309.2 - Flat or flexible? Evolutionary cranial biomechanics and the origins of modern archosaur skulls.
Monday, April 4, 2022
3:15 PM – 3:30 PM
Room: 105 AB - Pennsylvania Convention Center
Casey Holliday (University of Missouri), Alec Wilken (University of Chicago), Kaleb Sellers (Rocky Vista University), Ian Cost (Albright College), Kevin Middleton (University of Missouri)
The divergent specializations of living archosaurs, crocodilians and birds, represent two of the great transformations in vertebrate evolution. Despite hailing from common ancestor with a tall skull, braced palate and relatively unspecialized jaw muscles, these two living clades followed disparate paths in cranial biomechanics and feeding functional morphology during the Mesozoic era, resulting in the flat, rigid skulls in crocodylians and the bulbous and beaked, flexible skulls of birds. Here we use new approaches in imaging, 3D modeling, morphometrics, lever mechanics, finite element modeling and phylogenetic comparative methods of living and extinct reptiles to show how morphological and functional changes in the palate, cranial joints and jaw musculature occurred within the fossil record of these lineages that were key features in acquisition of the modern forms.
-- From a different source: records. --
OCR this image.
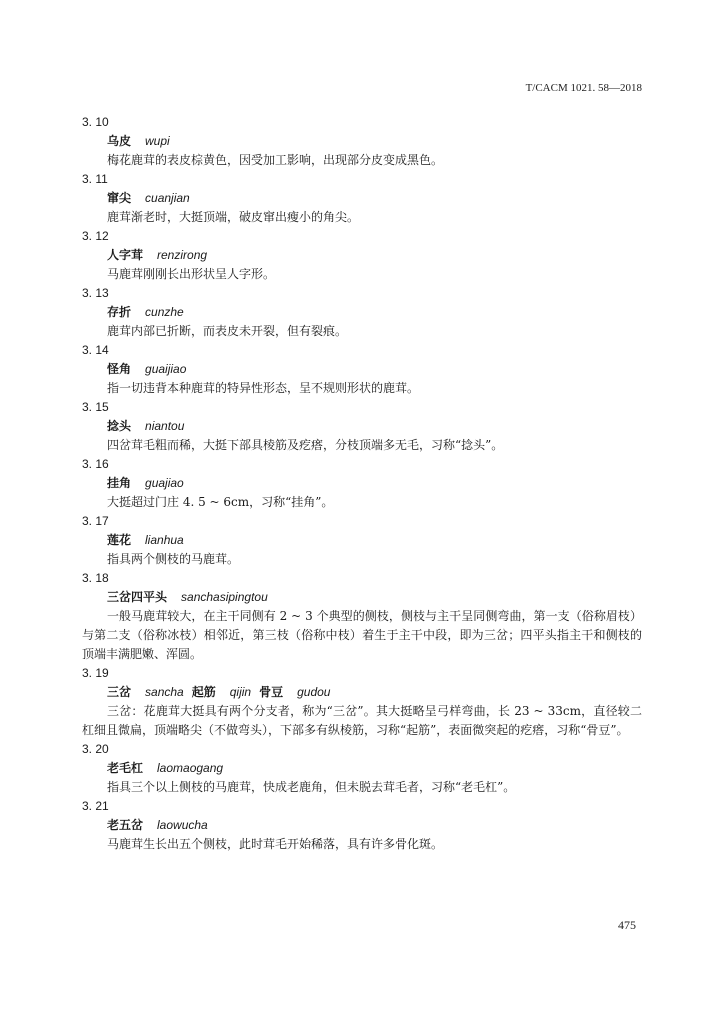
T/CACM 1021. 58—2018
3. 10
乌皮 wupi
梅花鹿茸的表皮棕黄色，因受加工影响，出现部分皮变成黑色。
3. 11
窜尖 cuanjian
鹿茸渐老时，大挺顶端，破皮窜出瘦小的角尖。
3. 12
人字茸 renzirong
马鹿茸刚刚长出形状呈人字形。
3. 13
存折 cunzhe
鹿茸内部已折断，而表皮未开裂，但有裂痕。
3. 14
怪角 guaijiao
指一切违背本种鹿茸的特异性形态，呈不规则形状的鹿茸。
3. 15
捻头 niantou
四岔茸毛粗而稀，大挺下部具棱筋及疙瘩，分枝顶端多无毛，习称“捻头”。
3. 16
挂角 guajiao
大挺超过门庄 4. 5 ~ 6cm，习称“挂角”。
3. 17
莲花 lianhua
指具两个侧枝的马鹿茸。
3. 18
三岔四平头 sanchasipingtou
一般马鹿茸较大，在主干同侧有 2 ~ 3 个典型的侧枝，侧枝与主干呈同侧弯曲，第一支（俗称眉枝）与第二支（俗称冰枝）相邻近，第三枝（俗称中枝）着生于主干中段，即为三岔；四平头指主干和侧枝的顶端丰满肥嫩、浑圆。
3. 19
三岔 sancha 起筋 qijin 骨豆 gudou
三岔：花鹿茸大挺具有两个分支者，称为“三岔”。其大挺略呈弓样弯曲，长 23 ~ 33cm，直径较二杠细且微扁，顶端略尖（不做弯头），下部多有纵棱筋，习称“起筋”，表面微突起的疙瘩，习称“骨豆”。
3. 20
老毛杠 laomaogang
指具三个以上侧枝的马鹿茸，快成老鹿角，但未脱去茸毛者，习称“老毛杠”。
3. 21
老五岔 laowucha
马鹿茸生长出五个侧枝，此时茸毛开始稀落，具有许多骨化斑。
475
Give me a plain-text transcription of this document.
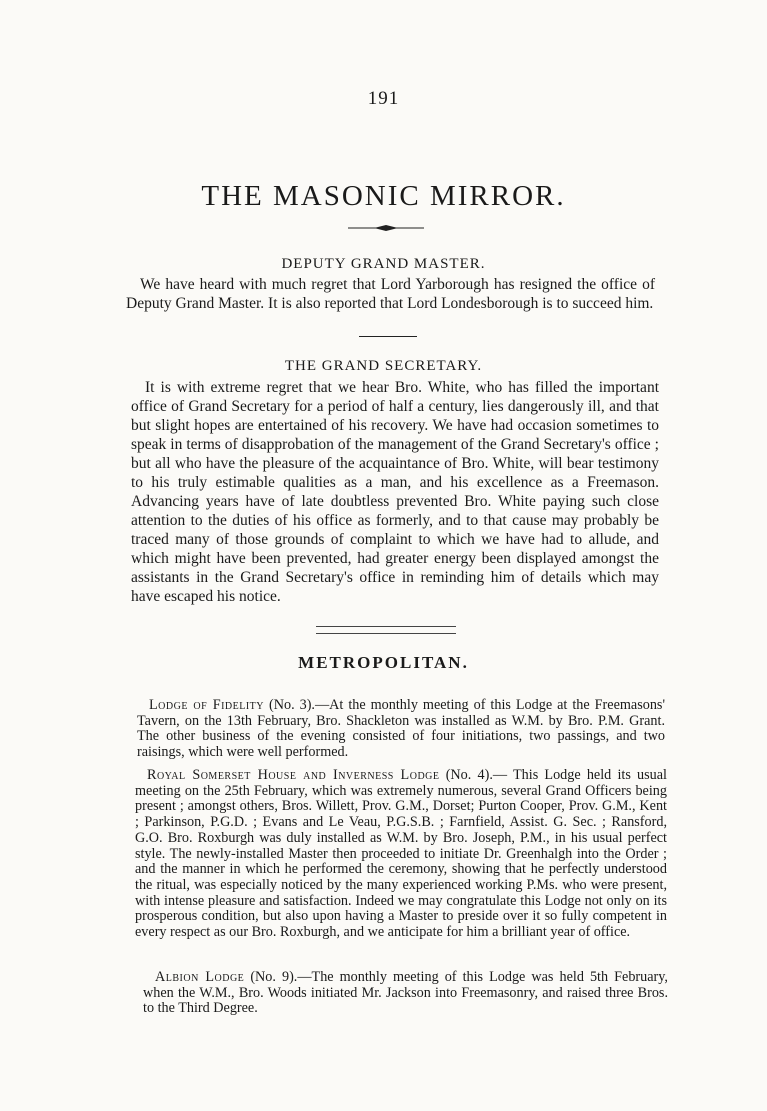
191
THE MASONIC MIRROR.
DEPUTY GRAND MASTER.

We have heard with much regret that Lord Yarborough has resigned the office of Deputy Grand Master. It is also reported that Lord Londesborough is to succeed him.

THE GRAND SECRETARY.

It is with extreme regret that we hear Bro. White, who has filled the important office of Grand Secretary for a period of half a century, lies dangerously ill, and that but slight hopes are entertained of his recovery. We have had occasion sometimes to speak in terms of disapprobation of the management of the Grand Secretary's office ; but all who have the pleasure of the acquaintance of Bro. White, will bear testimony to his truly estimable qualities as a man, and his excellence as a Freemason. Advancing years have of late doubtless prevented Bro. White paying such close attention to the duties of his office as formerly, and to that cause may probably be traced many of those grounds of complaint to which we have had to allude, and which might have been prevented, had greater energy been displayed amongst the assistants in the Grand Secretary's office in reminding him of details which may have escaped his notice.

METROPOLITAN.

Lodge of Fidelity (No. 3).—At the monthly meeting of this Lodge at the Freemasons' Tavern, on the 13th February, Bro. Shackleton was installed as W.M. by Bro. P.M. Grant. The other business of the evening consisted of four initiations, two passings, and two raisings, which were well performed.

Royal Somerset House and Inverness Lodge (No. 4).— This Lodge held its usual meeting on the 25th February, which was extremely numerous, several Grand Officers being present ; amongst others, Bros. Willett, Prov. G.M., Dorset; Purton Cooper, Prov. G.M., Kent ; Parkinson, P.G.D. ; Evans and Le Veau, P.G.S.B. ; Farnfield, Assist. G. Sec. ; Ransford, G.O. Bro. Roxburgh was duly installed as W.M. by Bro. Joseph, P.M., in his usual perfect style. The newly-installed Master then proceeded to initiate Dr. Greenhalgh into the Order ; and the manner in which he performed the ceremony, showing that he perfectly understood the ritual, was especially noticed by the many experienced working P.Ms. who were present, with intense pleasure and satisfaction. Indeed we may congratulate this Lodge not only on its prosperous condition, but also upon having a Master to preside over it so fully competent in every respect as our Bro. Roxburgh, and we anticipate for him a brilliant year of office.

Albion Lodge (No. 9).—The monthly meeting of this Lodge was held 5th February, when the W.M., Bro. Woods initiated Mr. Jackson into Freemasonry, and raised three Bros. to the Third Degree.
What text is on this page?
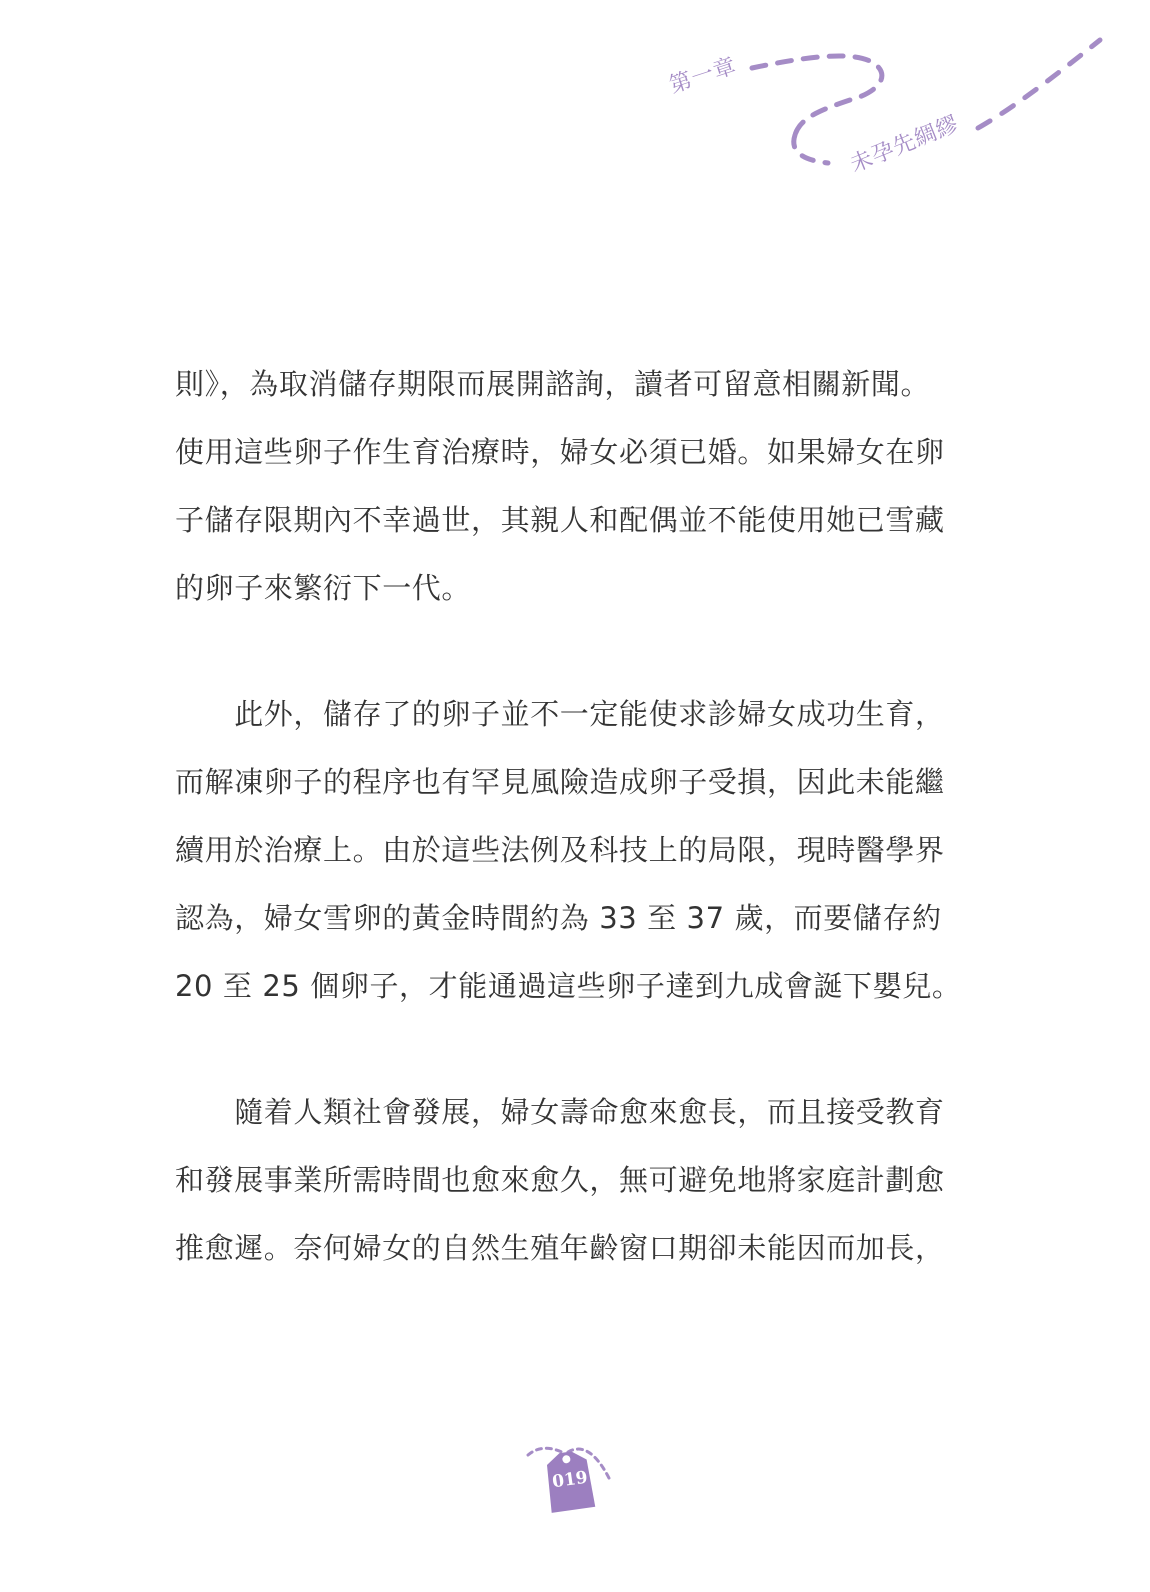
第一章
未孕先綢繆
則》，為取消儲存期限而展開諮詢，讀者可留意相關新聞。
使用這些卵子作生育治療時，婦女必須已婚。如果婦女在卵
子儲存限期內不幸過世，其親人和配偶並不能使用她已雪藏
的卵子來繁衍下一代。
　　此外，儲存了的卵子並不一定能使求診婦女成功生育，
而解凍卵子的程序也有罕見風險造成卵子受損，因此未能繼
續用於治療上。由於這些法例及科技上的局限，現時醫學界
認為，婦女雪卵的黃金時間約為 33 至 37 歲，而要儲存約
20 至 25 個卵子，才能通過這些卵子達到九成會誕下嬰兒。
　　隨着人類社會發展，婦女壽命愈來愈長，而且接受教育
和發展事業所需時間也愈來愈久，無可避免地將家庭計劃愈
推愈遲。奈何婦女的自然生殖年齡窗口期卻未能因而加長，
019
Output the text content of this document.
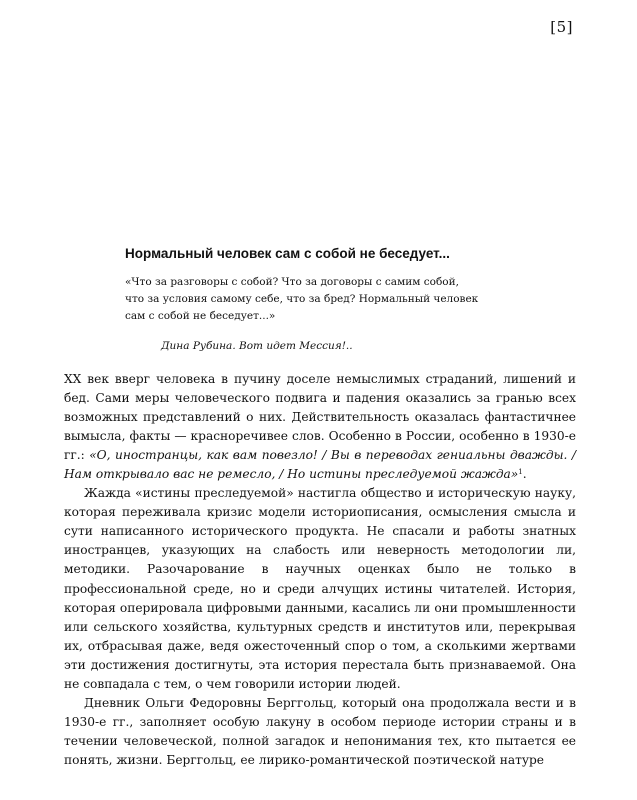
[5]
Нормальный человек сам с собой не беседует...
«Что за разговоры с собой? Что за договоры с самим собой,
что за условия самому себе, что за бред? Нормальный человек
сам с собой не беседует...»
Дина Рубина. Вот идет Мессия!..

XX век вверг человека в пучину доселе немыслимых страданий, лишений и бед. Сами меры человеческого подвига и падения оказались за гранью всех возможных представлений о них. Действительность оказалась фантастичнее вымысла, факты — красноречивее слов. Особенно в России, особенно в 1930-е гг.: «О, иностранцы, как вам повезло! / Вы в переводах гениальны дважды. / Нам открывало вас не ремесло, / Но истины преследуемой жажда»$^1$.

Жажда «истины преследуемой» настигла общество и историческую науку, которая переживала кризис модели историописания, осмысления смысла и сути написанного исторического продукта. Не спасали и работы знатных иностранцев, указующих на слабость или неверность методологии ли, методики. Разочарование в научных оценках было не только в профессиональной среде, но и среди алчущих истины читателей. История, которая оперировала цифровыми данными, касались ли они промышленности или сельского хозяйства, культурных средств и институтов или, перекрывая их, отбрасывая даже, ведя ожесточенный спор о том, а сколькими жертвами эти достижения достигнуты, эта история перестала быть признаваемой. Она не совпадала с тем, о чем говорили истории людей.

Дневник Ольги Федоровны Берггольц, который она продолжала вести и в 1930-е гг., заполняет особую лакуну в особом периоде истории страны и в течении человеческой, полной загадок и непонимания тех, кто пытается ее понять, жизни. Берггольц, ее лирико-романтической поэтической натуре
We show how jaw muscles reoriented their resultants and moments about jaw joints during skull flattening, palatocranial suturing and feeding specializations in Jurassic crocodyliforms. These morphological changes resulted in a decrease in mechanical efficiency of the feeding apparatus that was compensated for by an increase in jaw muscle sizes and canalized muscle architecture. Meanwhile, along the line to living birds, the acquisition of enlarged brains in coelurosaur dinosaurs resulted in a shifting of temporal and palatal muscle positions, a canalization of vertically-oriented of muscle forces and consequently reorientation of their moments about palatocranial joints. These changes in loading environment, along with a concatenate increase in the propulsive and bending properties of the palate, facilitated cranial kinesis in neoavian birds. Together, these examples of evolutionary innovation in reptile cranial biomechanics reveal powerful new approaches to testing biomechanical and evolutionary hypotheses in any cranial or appendicular musculoskeletal system.
NSF IOS 1457319, NSF EAR 1631684, the University of Missouri Research Board, University of Missouri Research Council and the University of Missouri Department of Pathology and Anatomical Sciences.